Inhibitory effect of gefitinib derivative LPY‑9 on human glioma.

Abstract

The present study aimed to investigate the effects of a gefitinib derivative, LPY-9, on the proliferation, apoptosis and migration of human glioma cell line U251-MG by CCK8, Transwell or flow cytometry, and the effect of LPY-9 on the activity of caspase-3 enzyme and related proteins in the vascular endothelial growth factor (VEGF) and epidermal growth factor receptor (EGFR) pathways by western blot and ELISA. It was found that LPY-9 exhibited higher a inhibitory effect on the proliferation of U251-MG cell lines compared with gefitinib and it also exhibited a certain dose-dependence.

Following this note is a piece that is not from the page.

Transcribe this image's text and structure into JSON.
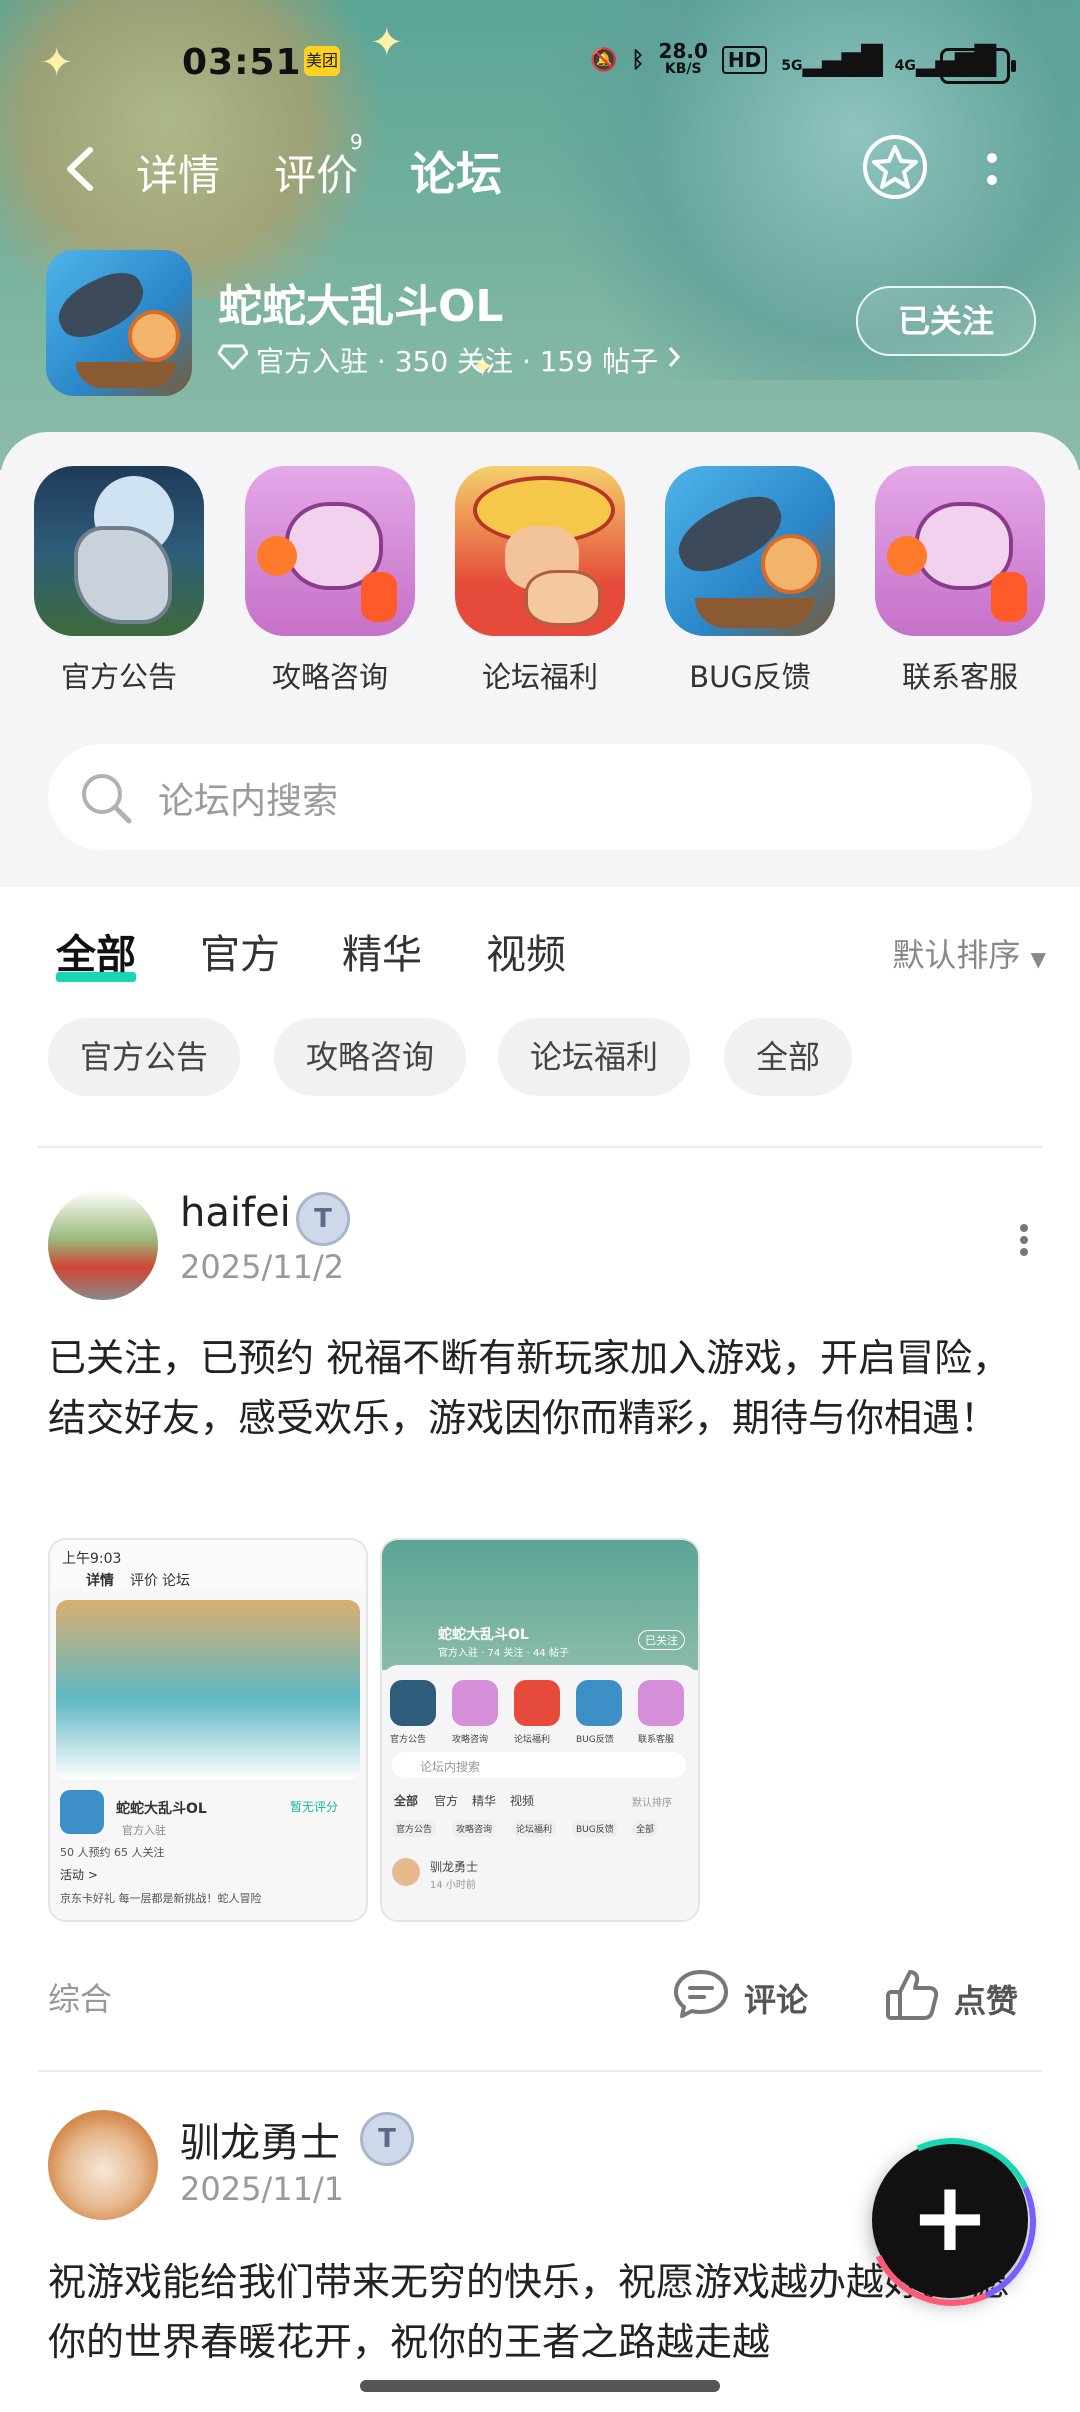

Following LPY-9 treatment, typical apoptotic morphology was observed under the microscope after Giemsa staining. LPY-9 induced apoptosis at low concentration, and the activity of caspase-3 enzyme increased with the increase in drug concentration, significantly inhibiting the secretion of VEGF in a dose-dependent manner. The effect was notably more evident compared with gefitinib at the same concentration. The expression level of caspase-3 and cleaved caspase-3 increased with the increase in LPY-9 concentration; however, expression levels of VEGF, EGFR, phosphorylated AKT and PI3K decreased with the increase of LPY-9 concentration and no change was observed in the expression level of AKT. LPY-9 inhibited the proliferation of the human glioma cell line U251-MG, promoted apoptosis and effectively inhibited the migration of U251-MG cells. The effect of LPY-9 was more noticeable compared with gefitinib. The results of the present study may provide a foundation for further study and clinical research of this as an anti-tumor drug in animal models.